Some vocabulary:
- vollständig (Adjektiv) = complete
- unvollständig (Adjektiv) = incomplete
- die Unvollständigkeit (Substantiv) = incompleteness
- der Satz (Substantiv) = theorem(1)
- der Unvollständigkeitssatz (Substantiv, singular) = incompleteness theorem
- die Unvollständigkeitssätze (Substantiv, plural) = incompleteness theorems
- entscheiden (Verb) = to decide
- die Entscheidung (Substantiv) = decision
- das Problem (Substantiv) = problem
- das Entscheidungsproblem (Substantiv, singular) = decision problem
- die Entscheidungsprobleme (Substantiv, plural) = decision problems
- anhalten, halten (Verben) = to halt, to stop (verbs)
- der Halt (Substantiv) = halt, stop (nouns)
- das Halteproblem = halting problem, stop problem
(1) "Satz" is "theorem" only in mathematics. There are more than 20 way to translate Satz into German, depending on context, see https://dict.leo.org/englisch-deutsch/Satz.
So, the terms Unvollständigkeitssatz, Entscheidungsproblem and Halteproblem mean three different subjects:
Gödels Unvollständigkeitssätze
Gödel's incompleteness theorems
Article in German Wikipedia: Gödelscher Unvollständigkeitssatz
Article in English Wikipedia: Gödel's incompleteness theorems
1st incompleteness theorem:
Any sufficiently powerful recursive formal system is either contradictory or incomplete.
2nd incompleteness theorem:
Any sufficiently powerful consistent formal system can not prove its own consistency.
Both theorems are theorems, not problems. The topic of both theorems are formal systems, like mathematics itself.
Gödel first theorem says:
In all useful formal systems (like mathematics itself):
either ...
- there are assertions, which can be proven to be both, true and false. This would mean, that the system (i.e. mathematics itself) is contradictory.
... or ...
- there are true assertions (i.e. theorems), which can not be proven whether they are true or false. This would mean, that the system is incomplete.
(or both, i.e. contradictory and incomplete)
The second theorem says:
If there is a formal system (like mathematics itself), that is consistent (i.e. it does not contain any contradictories), then this consistency can not be proven from within this system.
In other words:
If mathematics is consistent, then it is not possible to prove that mathematics is consistent.
Entscheidungsprobleme
decision problems
Article in German Wikipedia: Entscheidungsproblem redirects to Entscheidbar
Article in English Wikipedia: Entscheidungsproblem
This is NOT a theorem. It is a class of problems.

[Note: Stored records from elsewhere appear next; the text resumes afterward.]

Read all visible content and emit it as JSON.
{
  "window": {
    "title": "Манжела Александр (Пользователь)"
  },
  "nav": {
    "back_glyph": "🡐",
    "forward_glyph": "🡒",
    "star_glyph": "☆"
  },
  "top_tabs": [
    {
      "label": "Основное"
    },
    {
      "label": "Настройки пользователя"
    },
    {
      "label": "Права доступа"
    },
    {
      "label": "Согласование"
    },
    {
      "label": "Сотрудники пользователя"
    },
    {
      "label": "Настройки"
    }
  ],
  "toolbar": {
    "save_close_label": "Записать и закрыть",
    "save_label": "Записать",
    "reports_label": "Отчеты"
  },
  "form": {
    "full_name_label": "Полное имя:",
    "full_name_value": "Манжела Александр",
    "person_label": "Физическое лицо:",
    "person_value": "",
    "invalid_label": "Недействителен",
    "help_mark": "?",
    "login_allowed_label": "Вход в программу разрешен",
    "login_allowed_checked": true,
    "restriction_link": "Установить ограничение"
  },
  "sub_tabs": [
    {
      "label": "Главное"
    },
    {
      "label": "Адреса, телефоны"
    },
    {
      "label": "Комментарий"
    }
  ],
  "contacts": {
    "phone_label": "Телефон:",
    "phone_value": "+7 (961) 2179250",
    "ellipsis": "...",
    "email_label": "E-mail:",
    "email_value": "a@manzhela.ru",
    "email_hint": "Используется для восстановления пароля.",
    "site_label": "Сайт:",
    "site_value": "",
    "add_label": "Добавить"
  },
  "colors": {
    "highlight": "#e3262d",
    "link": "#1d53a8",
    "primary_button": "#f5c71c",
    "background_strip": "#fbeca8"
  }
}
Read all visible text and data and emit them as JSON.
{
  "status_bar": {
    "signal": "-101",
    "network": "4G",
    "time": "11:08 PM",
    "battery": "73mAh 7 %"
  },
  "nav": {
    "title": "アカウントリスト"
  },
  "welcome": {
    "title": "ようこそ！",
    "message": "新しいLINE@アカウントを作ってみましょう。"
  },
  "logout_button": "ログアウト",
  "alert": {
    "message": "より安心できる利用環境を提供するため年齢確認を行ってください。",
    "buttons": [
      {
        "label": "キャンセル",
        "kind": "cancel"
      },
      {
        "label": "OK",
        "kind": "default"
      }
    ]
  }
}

Decision problems are problems that appear in set theory. Here is a generic description of this sort of problems:
You have a set that contains elements. Some of this elements have a certain property. You have to decide for each element, if it has this property or not. The problem is the question, if there is an algorithm that is able to meet this decision for every given element.
An example for a decision problem is this:
Given is the set of all positive integers. Some of them are prime. Is it possible to find an algorithm, that can decide for any positive integer if it is prime or not?
This example has a solution, i.e., it is possible to tell for each positive integer, whether it is prime or not.
Halteproblem
halting problem
Article in German Wikipedia: Halteproblem
Article in English Wikipedia: Halting problem
This is another example for a decision problem.
Given is the set of all possible combinations of computer programs and their inputs. In some of this combinations the program will halt at some time. (In all other combinations the program will run forever.) Is it possible to find an algorithm, that can decide for any combination of program and input if the program will halt?
It can be proven, that this problem has no solution, i.e. there are combinations of computer programs and inputs where it is not possible to tell if the program will halt sometimes or if it will run forever.
None of the words feel old or outdated. They just feel mathematical, and they are still used in mathematics and computer science.
The reason, why there is no distinct article about »Entscheidungsproblem« in German Wikipedia is just because it has another title. There are some more redirects that lead to the same article:
So, in German you have four links to reach this information, while in English the only way to reach the article is Entscheidungsproblem. No other English title redirects to this article.